A dispatch from Noah Adams, blogging from the Gulf Coast:
If you're on the beach in Mississippi at sunrise you can watch the tops of the clouds turn pink and then rose. Waveland and Bay St. Louis are neighbor communities linked by a white sand beach. No high-rise condos (yet). It's one of the few really quiet oceanfronts along the Gulf.
It was a year ago this morning that Katrina made her final landfall, traveling north on a straight line from Buras, La., where we left off last night. The hurricane came ashore on the Louisiana-Mississippi line a few miles from here, pushing a storm surge that was 25 feet high with angry waves on top. Fifty-six people died here in Hancock County. It was 9:45 a.m. when the storm hit and I've always been told "we were grateful for daylight because if it was dark, people couldn't have seen where to swim to or what was coming at them and lots more would have been killed."
NPR's Melissa Block and her colleagues Andrea Hsu and Ivan Burketh made it here that week by Thursday. You can listen to her story from a year ago, and today on All Things Considered you'll hear her update, from a visit last week.

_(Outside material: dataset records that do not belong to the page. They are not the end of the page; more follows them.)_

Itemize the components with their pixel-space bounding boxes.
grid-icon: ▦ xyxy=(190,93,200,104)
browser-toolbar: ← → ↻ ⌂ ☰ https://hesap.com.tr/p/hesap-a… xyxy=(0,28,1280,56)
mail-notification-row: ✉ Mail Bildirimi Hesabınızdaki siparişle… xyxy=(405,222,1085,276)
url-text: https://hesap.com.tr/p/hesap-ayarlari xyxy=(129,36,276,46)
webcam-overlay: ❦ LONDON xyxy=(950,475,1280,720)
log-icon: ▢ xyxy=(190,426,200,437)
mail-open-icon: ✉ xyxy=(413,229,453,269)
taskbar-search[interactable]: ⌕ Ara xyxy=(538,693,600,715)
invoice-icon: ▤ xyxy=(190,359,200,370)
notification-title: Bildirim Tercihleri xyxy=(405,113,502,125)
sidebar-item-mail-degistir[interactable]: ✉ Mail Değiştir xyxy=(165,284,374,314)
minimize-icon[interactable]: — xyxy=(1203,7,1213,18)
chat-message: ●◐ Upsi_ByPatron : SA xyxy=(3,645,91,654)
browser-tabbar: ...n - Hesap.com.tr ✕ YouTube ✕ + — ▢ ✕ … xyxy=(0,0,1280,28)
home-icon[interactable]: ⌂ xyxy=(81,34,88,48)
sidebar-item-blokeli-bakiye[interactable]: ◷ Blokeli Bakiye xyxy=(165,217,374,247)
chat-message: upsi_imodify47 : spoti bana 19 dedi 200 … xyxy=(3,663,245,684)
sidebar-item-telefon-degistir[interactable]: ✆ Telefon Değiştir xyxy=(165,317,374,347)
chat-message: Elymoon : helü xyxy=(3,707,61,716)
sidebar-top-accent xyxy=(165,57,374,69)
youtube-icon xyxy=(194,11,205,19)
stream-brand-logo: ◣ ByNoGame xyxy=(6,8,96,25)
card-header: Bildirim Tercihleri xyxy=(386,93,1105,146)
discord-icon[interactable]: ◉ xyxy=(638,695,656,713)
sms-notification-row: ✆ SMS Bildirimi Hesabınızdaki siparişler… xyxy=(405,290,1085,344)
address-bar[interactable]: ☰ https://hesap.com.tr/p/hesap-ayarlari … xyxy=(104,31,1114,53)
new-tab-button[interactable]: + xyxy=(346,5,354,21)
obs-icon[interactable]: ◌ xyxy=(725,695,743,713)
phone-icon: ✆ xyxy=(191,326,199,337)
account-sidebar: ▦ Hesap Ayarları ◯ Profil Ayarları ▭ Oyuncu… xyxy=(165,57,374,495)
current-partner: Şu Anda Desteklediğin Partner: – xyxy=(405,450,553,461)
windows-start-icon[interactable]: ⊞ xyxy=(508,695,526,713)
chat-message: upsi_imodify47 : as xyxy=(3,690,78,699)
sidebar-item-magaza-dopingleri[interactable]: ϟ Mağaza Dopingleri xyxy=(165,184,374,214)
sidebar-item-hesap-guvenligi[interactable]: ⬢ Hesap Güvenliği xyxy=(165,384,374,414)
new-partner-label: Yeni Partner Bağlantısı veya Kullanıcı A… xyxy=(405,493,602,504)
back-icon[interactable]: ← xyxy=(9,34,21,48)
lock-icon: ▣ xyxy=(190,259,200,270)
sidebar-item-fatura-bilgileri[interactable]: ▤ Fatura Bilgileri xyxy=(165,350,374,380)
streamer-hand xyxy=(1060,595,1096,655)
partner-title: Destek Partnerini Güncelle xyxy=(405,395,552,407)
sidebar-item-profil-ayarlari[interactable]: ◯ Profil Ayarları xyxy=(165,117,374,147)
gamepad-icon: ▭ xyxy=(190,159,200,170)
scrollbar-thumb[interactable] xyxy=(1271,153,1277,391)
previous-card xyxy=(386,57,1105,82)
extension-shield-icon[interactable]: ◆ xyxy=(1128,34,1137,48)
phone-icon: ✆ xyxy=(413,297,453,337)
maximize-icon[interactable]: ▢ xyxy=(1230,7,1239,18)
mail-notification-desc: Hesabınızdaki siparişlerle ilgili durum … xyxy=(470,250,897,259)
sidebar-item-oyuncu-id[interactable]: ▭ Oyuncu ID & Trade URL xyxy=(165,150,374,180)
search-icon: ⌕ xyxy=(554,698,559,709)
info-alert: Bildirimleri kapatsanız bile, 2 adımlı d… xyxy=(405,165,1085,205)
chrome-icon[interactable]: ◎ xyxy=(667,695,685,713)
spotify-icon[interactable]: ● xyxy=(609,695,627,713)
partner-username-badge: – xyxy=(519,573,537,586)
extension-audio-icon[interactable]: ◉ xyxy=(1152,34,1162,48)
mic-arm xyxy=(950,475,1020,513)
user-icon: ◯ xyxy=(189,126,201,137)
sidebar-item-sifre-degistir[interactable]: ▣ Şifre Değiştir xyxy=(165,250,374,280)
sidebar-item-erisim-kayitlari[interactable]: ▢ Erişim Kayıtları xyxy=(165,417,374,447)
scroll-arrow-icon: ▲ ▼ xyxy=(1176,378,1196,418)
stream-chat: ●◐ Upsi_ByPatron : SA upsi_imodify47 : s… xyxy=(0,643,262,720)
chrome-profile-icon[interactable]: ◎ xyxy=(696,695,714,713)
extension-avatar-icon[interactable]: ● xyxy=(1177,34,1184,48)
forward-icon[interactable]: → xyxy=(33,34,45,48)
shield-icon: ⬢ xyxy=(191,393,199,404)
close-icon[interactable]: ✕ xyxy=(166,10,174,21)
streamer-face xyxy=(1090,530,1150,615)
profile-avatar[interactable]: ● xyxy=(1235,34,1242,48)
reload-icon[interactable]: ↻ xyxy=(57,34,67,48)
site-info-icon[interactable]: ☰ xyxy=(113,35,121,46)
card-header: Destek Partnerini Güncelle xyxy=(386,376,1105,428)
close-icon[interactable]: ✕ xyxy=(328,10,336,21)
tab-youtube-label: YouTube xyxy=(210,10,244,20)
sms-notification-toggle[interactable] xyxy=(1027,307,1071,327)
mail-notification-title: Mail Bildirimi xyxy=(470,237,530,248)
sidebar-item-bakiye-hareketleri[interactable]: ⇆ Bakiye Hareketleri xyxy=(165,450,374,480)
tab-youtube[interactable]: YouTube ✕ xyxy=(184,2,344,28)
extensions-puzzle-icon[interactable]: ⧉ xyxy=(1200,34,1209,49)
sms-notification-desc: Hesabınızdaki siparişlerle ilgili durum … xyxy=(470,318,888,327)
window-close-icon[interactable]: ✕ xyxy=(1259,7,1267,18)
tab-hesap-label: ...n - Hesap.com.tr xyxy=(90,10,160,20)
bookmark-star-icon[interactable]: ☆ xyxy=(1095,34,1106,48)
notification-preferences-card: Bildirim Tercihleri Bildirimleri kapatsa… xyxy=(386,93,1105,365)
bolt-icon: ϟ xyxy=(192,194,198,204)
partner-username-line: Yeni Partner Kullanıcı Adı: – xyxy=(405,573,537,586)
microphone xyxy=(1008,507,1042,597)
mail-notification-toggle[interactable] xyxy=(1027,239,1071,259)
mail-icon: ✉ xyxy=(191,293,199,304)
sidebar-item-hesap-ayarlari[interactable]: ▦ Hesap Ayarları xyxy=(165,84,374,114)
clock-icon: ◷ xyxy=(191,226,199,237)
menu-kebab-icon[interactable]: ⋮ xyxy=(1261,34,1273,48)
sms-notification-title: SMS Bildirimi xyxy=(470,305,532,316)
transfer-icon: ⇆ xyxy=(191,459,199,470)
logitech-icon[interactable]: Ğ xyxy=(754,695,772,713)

On Waveland Beach this morning, people have gathered on bleachers and folding chairs for an ecumenical memorial service. The view is to the southeast out over the Mississippi Sound and the bright sun now sparkles across the water, highlighting the still-shattered piers. The people are dressed up as if for church — the scent of cologne mixes with salt in the wind. There are lots of hugs; people seem ready to laugh and to cry. Volunteers are in the audience. One woman wears a blue T-shirt: Katrina Relief Mission Pittsburg PA. And among the prayers and tributes, a Catholic priest says, "Father, we thank you for the angels you have sent us."